My classmates exchanged glances. Perhaps, I could hear them thinking, Frances did indeed lose her mind in that fall. But she’d always asked odd questions, even before she fell out of the tree.
‘The corridors of power, Frances Whittington, are not open for judgement by ourselves!’ Mrs Beatrice Andrews retorted. We called her ‘Beagle’ on account of her oversized ears and ability to discern covert snacking beneath a raised desktop. ‘Our leaders explore every avenue to avoid war until such a path becomes unavoidable. Now,’ she gave me a quelling look, ‘the Great War is not our focus until next year; let us turn our attention back to the voyages of discovery. Columbus and the New World. The sea route around Africa.’
I stared out of the window and pictured the Dutch in their wooden sailing ships, anchoring beneath the gaze of a flat-topped mountain and wondering what lay on the alien shore, just as Columbus and his men must have thought on arriving in the Americas. Might they be hit by poisonous arrows from local tribes? Would they die from eating strange fruits?
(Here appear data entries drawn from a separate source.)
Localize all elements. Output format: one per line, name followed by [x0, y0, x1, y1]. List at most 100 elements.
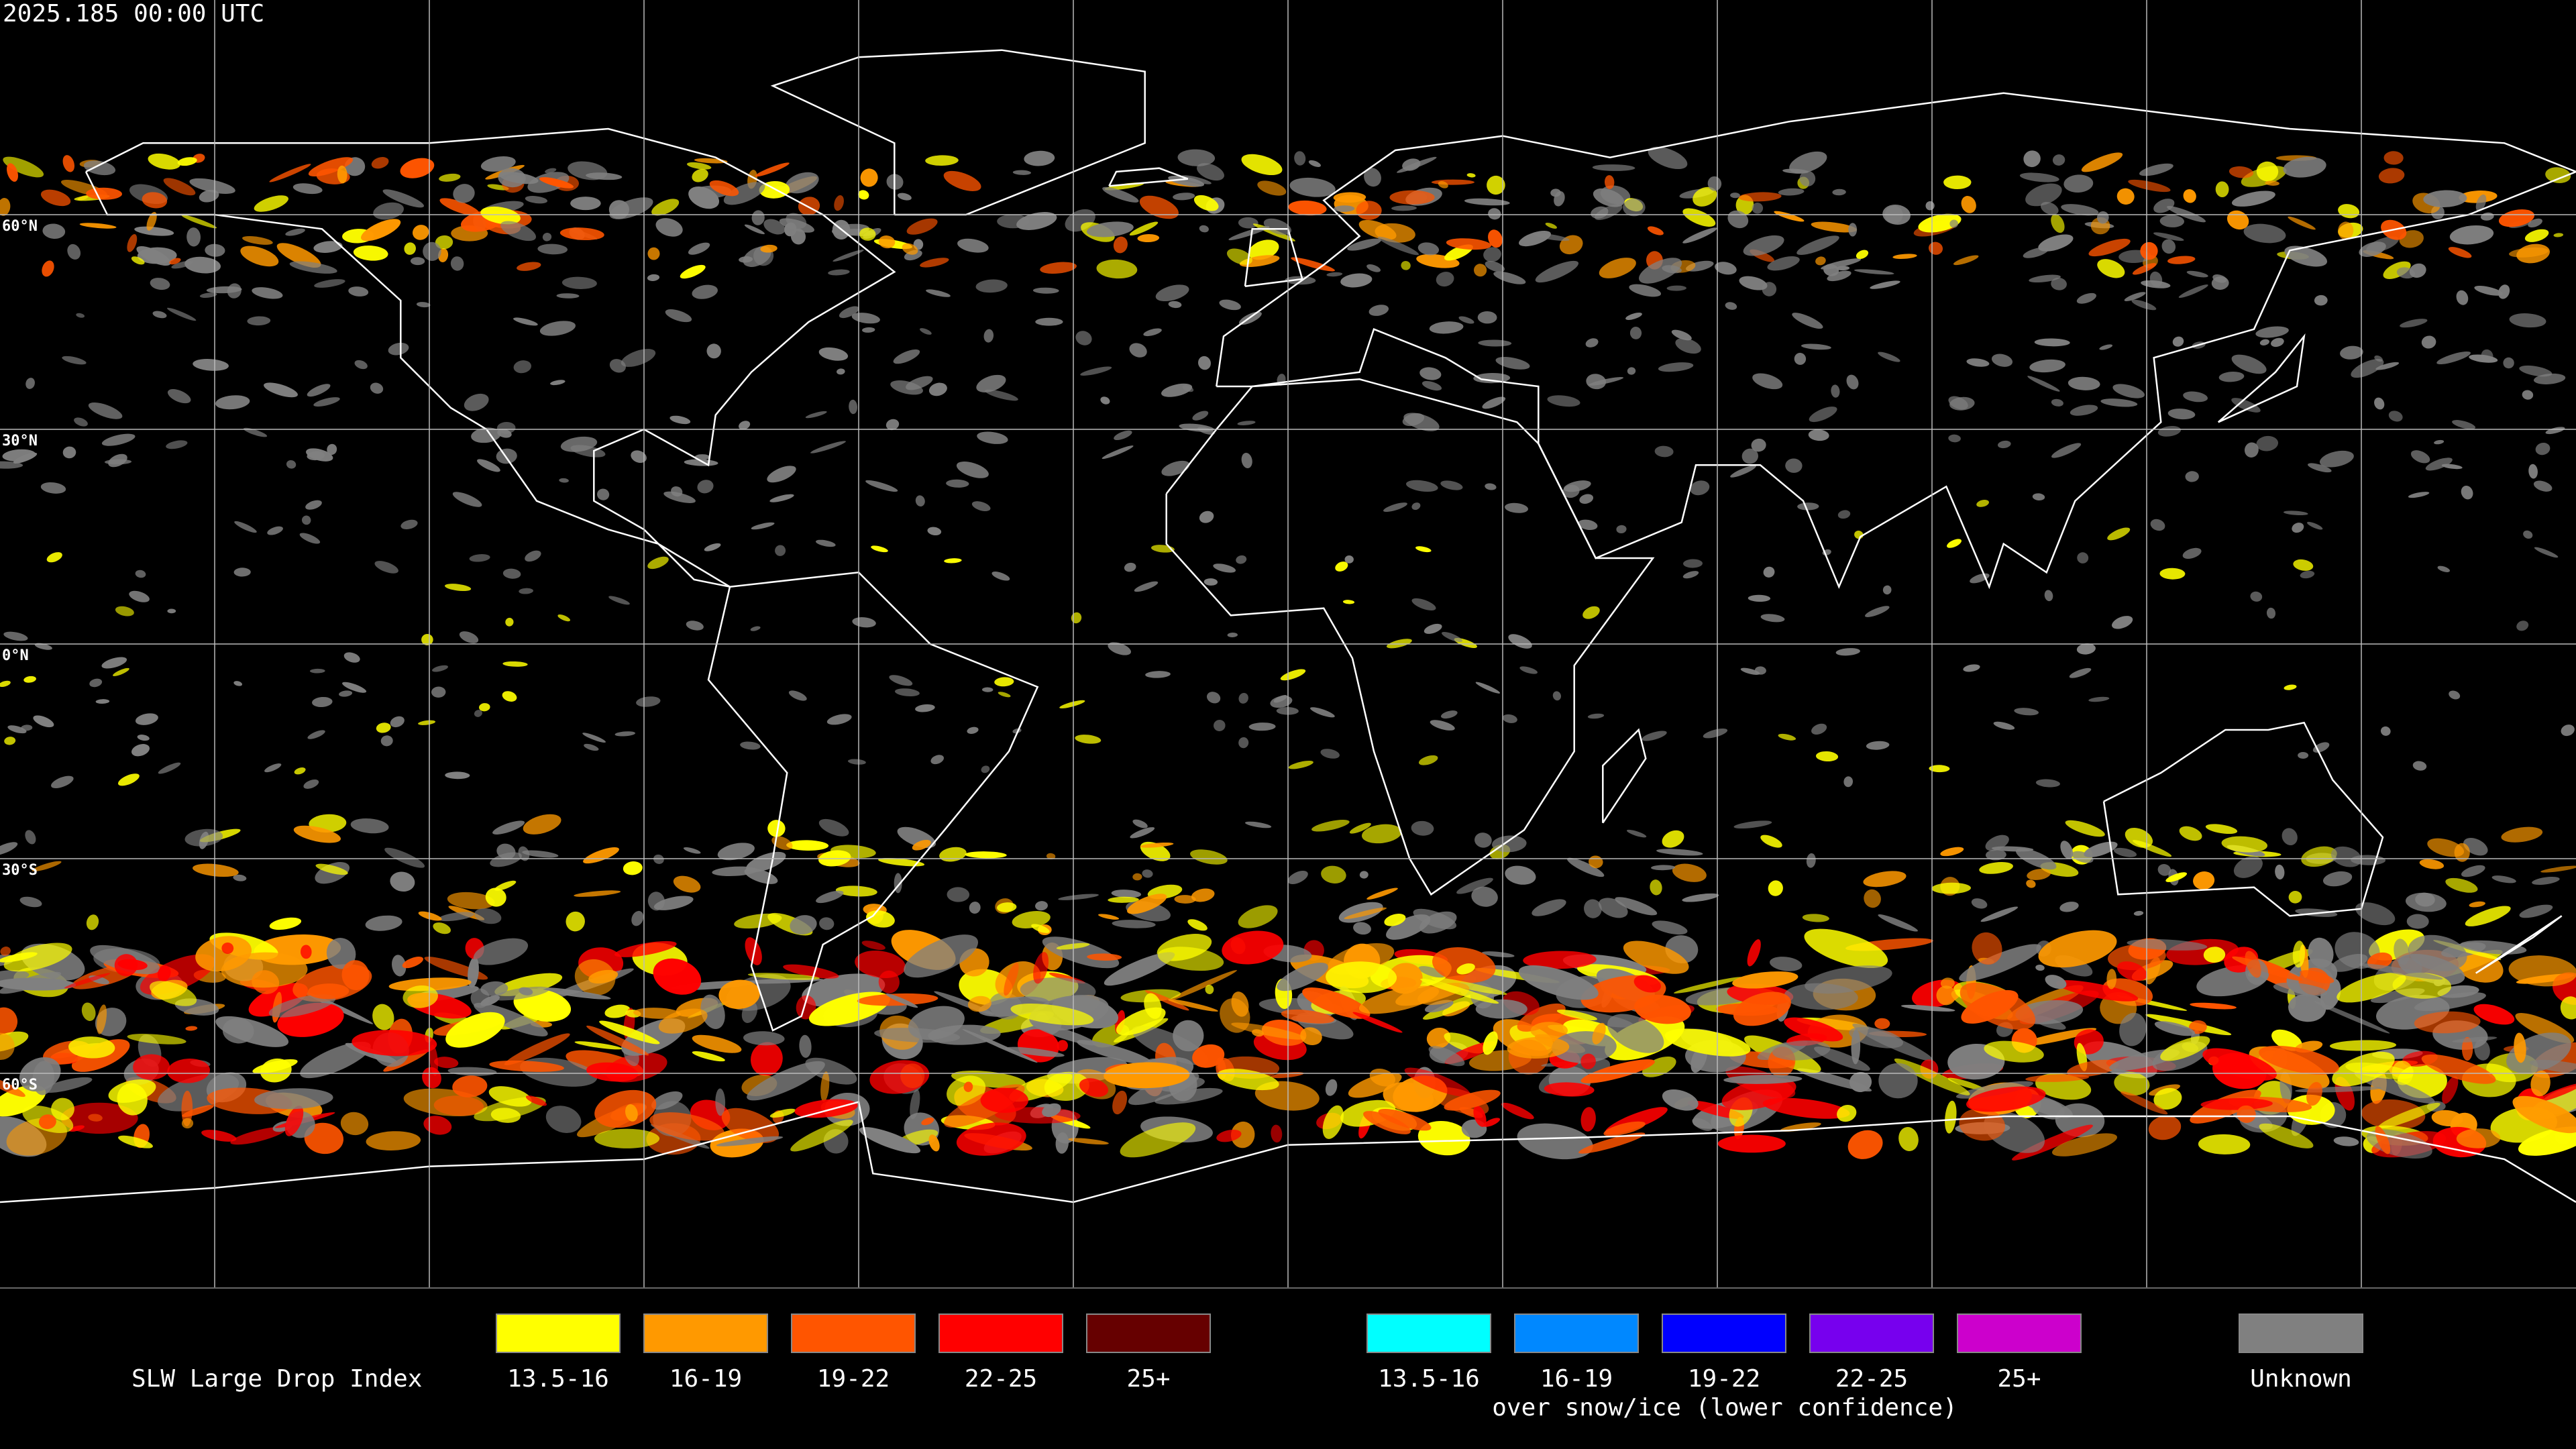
cloud-cell: [504, 1033, 570, 1065]
cloud-cell: [2027, 376, 2060, 392]
cloud-cell: [1383, 502, 1407, 513]
cloud-cell: [2456, 1128, 2501, 1148]
cloud-cell: [491, 986, 550, 1001]
cloud-cell: [2088, 696, 2110, 702]
cloud-cell: [227, 283, 241, 299]
cloud-cell: [2436, 351, 2471, 365]
cloud-cell: [1277, 963, 1328, 991]
cloud-cell: [97, 1004, 107, 1034]
cloud-cell: [1320, 749, 1340, 759]
cloud-cell: [2292, 523, 2304, 533]
cloud-cell: [2150, 519, 2165, 531]
cloud-cell: [2185, 471, 2199, 482]
cloud-cell: [1129, 221, 1159, 236]
cloud-cell: [1929, 765, 1950, 773]
cloud-cell: [2060, 841, 2074, 859]
cloud-cell: [83, 160, 116, 176]
cloud-cell: [1104, 952, 1175, 986]
cloud-cell: [1789, 151, 1827, 174]
cloud-cell: [1177, 149, 1216, 166]
legend-swatch: [938, 1313, 1063, 1353]
cloud-cell: [1984, 1040, 2044, 1063]
cloud-cell: [410, 257, 425, 266]
cloud-cell: [1359, 871, 1368, 879]
cloud-cell: [2509, 247, 2548, 258]
cloud-cell: [384, 847, 425, 868]
cloud-cell: [651, 199, 680, 216]
cloud-cell: [869, 1060, 930, 1094]
cloud-cell: [1132, 819, 1148, 828]
cloud-cell: [0, 977, 76, 991]
cloud-cell: [717, 843, 755, 861]
cloud-cell: [2540, 865, 2576, 873]
cloud-cell: [182, 1105, 214, 1118]
cloud-cell: [372, 1004, 394, 1030]
cloud-cell: [1898, 1127, 1919, 1151]
cloud-cell: [1113, 236, 1128, 254]
cloud-cell: [1656, 849, 1703, 856]
cloud-cell: [1567, 857, 1605, 877]
cloud-cell: [1518, 965, 1599, 1000]
cloud-cell: [1485, 483, 1497, 490]
cloud-cell: [1589, 377, 1624, 386]
cloud-cell: [1658, 362, 1694, 372]
cloud-cell: [129, 590, 150, 602]
cloud-cell: [1966, 358, 1990, 367]
cloud-cell: [1203, 578, 1218, 586]
cloud-cell: [150, 981, 197, 1006]
cloud-cell: [62, 446, 76, 459]
cloud-cell: [2084, 841, 2118, 857]
cloud-cell: [2314, 1001, 2390, 1034]
cloud-cell: [709, 180, 739, 197]
cloud-cell: [286, 460, 297, 469]
cloud-cell: [1947, 539, 1962, 548]
cloud-cell: [2107, 527, 2131, 541]
cloud-cell: [1863, 871, 1907, 888]
cloud-cell: [1055, 1132, 1069, 1154]
cloud-cell: [1878, 1063, 1918, 1099]
cloud-cell: [2283, 156, 2326, 178]
cloud-cell: [1475, 999, 1527, 1019]
cloud-cell: [947, 887, 970, 902]
cloud-cell: [921, 1117, 934, 1126]
legend-swatch: [1514, 1313, 1639, 1353]
cloud-cell: [2284, 246, 2328, 267]
cloud-cell: [944, 558, 962, 564]
coastline: [1108, 167, 1189, 187]
cloud-cell: [418, 720, 436, 725]
cloud-cell: [2052, 154, 2065, 166]
cloud-cell: [452, 1075, 488, 1097]
cloud-cell: [305, 448, 333, 462]
cloud-cell: [3, 631, 28, 641]
cloud-cell: [1811, 723, 1827, 735]
cloud-cell: [1743, 235, 1784, 256]
cloud-cell: [0, 1007, 18, 1036]
cloud-cell: [775, 545, 786, 556]
cloud-cell: [1353, 922, 1371, 935]
cloud-cell: [805, 411, 827, 419]
cloud-cell: [150, 278, 170, 290]
cloud-cell: [300, 1041, 371, 1079]
cloud-cell: [1238, 737, 1249, 749]
cloud-cell: [1087, 953, 1122, 961]
cloud-cell: [146, 211, 157, 231]
cloud-cell: [315, 863, 348, 875]
cloud-cell: [1739, 276, 1768, 290]
cloud-cell: [339, 690, 353, 697]
cloud-cell: [474, 908, 502, 924]
cloud-cell: [1811, 221, 1857, 233]
cloud-cell: [1971, 898, 1988, 909]
cloud-cell: [479, 703, 490, 712]
cloud-cell: [926, 289, 951, 297]
latitude-labels: 60°N 30°N 0°N 30°S 60°S: [2, 218, 38, 1093]
cloud-cell: [1592, 164, 1635, 171]
cloud-cell: [1814, 1046, 1870, 1071]
cloud-cell: [1429, 321, 1464, 334]
cloud-cell: [1308, 160, 1321, 167]
cloud-cell: [969, 902, 981, 914]
cloud-cell: [505, 617, 514, 627]
cloud-cell: [131, 256, 145, 265]
cloud-cell: [189, 178, 235, 194]
cloud-cell: [559, 478, 569, 483]
coastlines: [0, 49, 2576, 1203]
There were consequences of my question to the Beagle.
‘Your teachers say you’re very outspoken, Frances,’ Mother observed, coming into the dining room after a parent–teacher meeting and unpinning her hat.
‘Quite right, too,’ put in Father, following her to the table where I was doing my homework. ‘We’ve taught Fran to engage. Not to be afraid to ask questions. It’s part of her education.’